Concentration:PARC-CPH was exchanged into NMR buffer using Amicon Centricon-10 concentrators with 10 kDa cutoff, and concentrated to 0.7mM protein. Protein sample concentrations were determined from the absorbance at 280 nm.
Structure Determination
NMR Spectroscopy: NMR spectra were acquired at 25 degC, using Bruker Avance 500 and Varian INOVA 600 spectrometers equipped with triple resonance cryoprobes and cold probe, respectively. Spectra for the resonance and NOE assignment were recorded essentially as described in the original references. A 0.7 mM 15N-labelled sample in 90% H2O/10% D2O (NMR buffer; pH 7.5) was used for 1H/15N HSQC and heteronuclear 15N-1H NOE experiments. A 0.7 mM 13C,15N-labelled sample of in 90% H2O/10% D2O (NMR buffer; pH 7.5) was used for all HN-detected triple resonance experiments, 3D CBCA(CO)NNH, CBCANNH, CC(CO)NNH, H(CCCO)NNH, HBHA(CBCACO)NNH, HNCO, HN(CA)CO, and for a 3D 13C-separated, aliphatic-centered NOESY-HSQC spectrum. The sample buffer was then exchanged to NMR buffer containing 100% D2O for acquisition of 3D 13C -NOESY, HCCH-TOCSY and TOCSY spectra. Data were processed with NMRPipe software and analyzed with the SPARKY program (Goddard, T.D., and Kneller, D.G., SPARKY 3, University of California, San Francisco). Linear prediction in the 13C and 15N dimensions was used to improve digital resolution.
Data Processing:
Assignment: Assignment of 13C,15N and 1H resonances was carried out using standard assignment procedures on Sun microsystem Ultra 5 workstations. The assignments are deposited in the BioMagResBank (http://www.bmrb.wisc.edu/) under accession code BMRB-15509.
Assigned 15N-HSQC spectrum of the human PARC-CPH domain (residues 366-466) recorded at 25 °C and 500 MHz.

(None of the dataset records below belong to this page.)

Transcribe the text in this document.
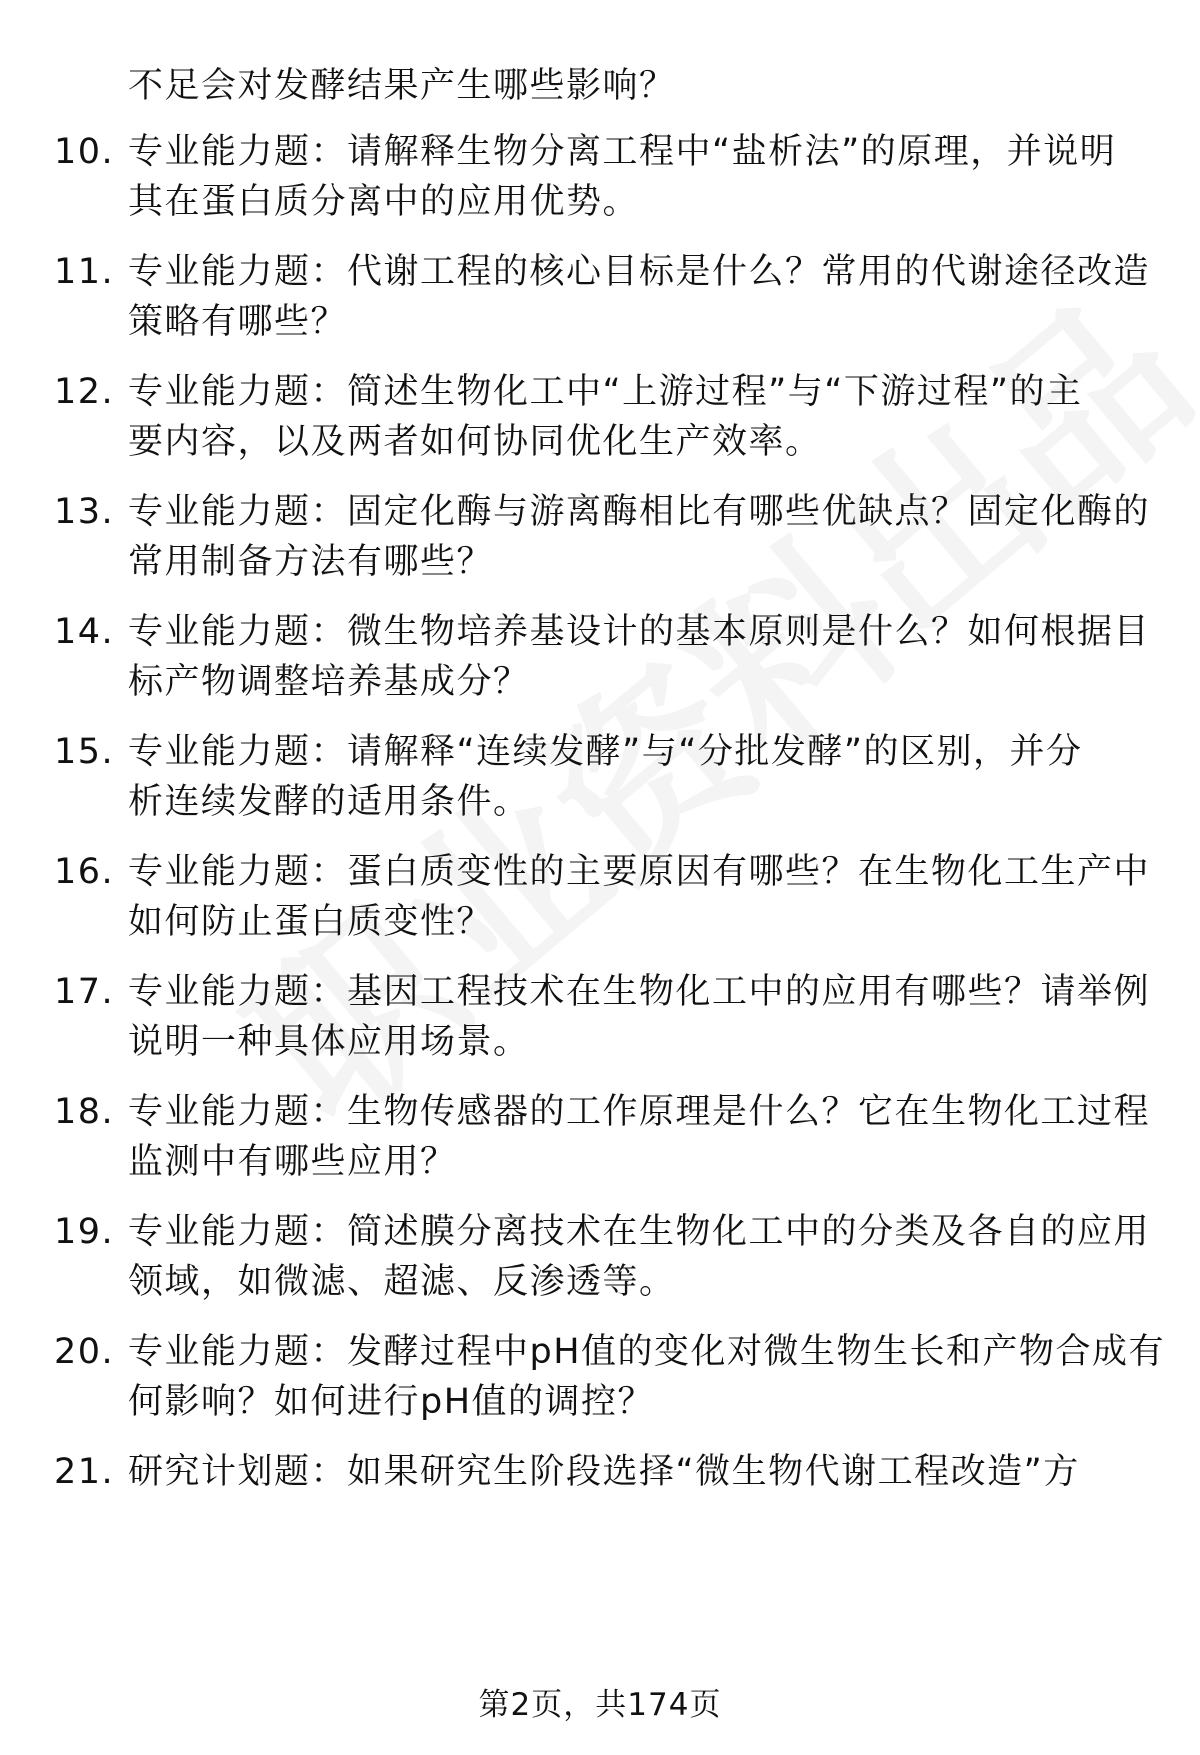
不足会对发酵结果产生哪些影响？
10. 专业能力题：请解释生物分离工程中“盐析法”的原理，并说明
其在蛋白质分离中的应用优势。
11. 专业能力题：代谢工程的核心目标是什么？常用的代谢途径改造
策略有哪些？
12. 专业能力题：简述生物化工中“上游过程”与“下游过程”的主
要内容，以及两者如何协同优化生产效率。
13. 专业能力题：固定化酶与游离酶相比有哪些优缺点？固定化酶的
常用制备方法有哪些？
14. 专业能力题：微生物培养基设计的基本原则是什么？如何根据目
标产物调整培养基成分？
15. 专业能力题：请解释“连续发酵”与“分批发酵”的区别，并分
析连续发酵的适用条件。
16. 专业能力题：蛋白质变性的主要原因有哪些？在生物化工生产中
如何防止蛋白质变性？
17. 专业能力题：基因工程技术在生物化工中的应用有哪些？请举例
说明一种具体应用场景。
18. 专业能力题：生物传感器的工作原理是什么？它在生物化工过程
监测中有哪些应用？
19. 专业能力题：简述膜分离技术在生物化工中的分类及各自的应用
领域，如微滤、超滤、反渗透等。
20. 专业能力题：发酵过程中pH值的变化对微生物生长和产物合成有
何影响？如何进行pH值的调控？
21. 研究计划题：如果研究生阶段选择“微生物代谢工程改造”方
第2页，共174页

Structure Calculation: Preliminary three dimensional structures were calculated using the program CYANA v. 2.0 ( Güntert et al., (1997) J. Mol. Biol. 273 , 283-298; Herrmann et al., (2002). J. Mol. Biol. 319 , 209-227 ) and were based on the resonance assignments together with NOE peak lists from 3D 13C-aliphatic-centred NOESY-HSQC , 3D 13C-aromatic-centred NOESY-HSQC, and 3D 15N NOESY-HSQC spectra. Dihedral angle restraints were derived from the chemical shifts data using the program TALOS (Cornilescu et al., J. Biomol. NMR, 13 (1999) 289-302; http://spin.niddk.nih.gov/NMRPipe/talos/). The 20 lowest-energy structures were refined using CNS by performing a short constrained molecular dynamics simulation in explicit solvent (Linge et al (2003) Proteins, 50:496-506). Structures validation was performed using MOLMOL (Koradi et al (1996) J. Mol. Graph., 14: 51-55), the Protein Structure Validation Suite (PSVS) http://www-nmr.cabm.rutgers.edu/PSVS and PROCHECK-NMR (Laskowski, R.A. (1996) J. Biomol. NMR 8:477-486). The refined ensemble of the 20 lowest energy structures with no NOE violations was deposited in the PDB under code 2juf, together with the NMR restraints used for the structure calculations.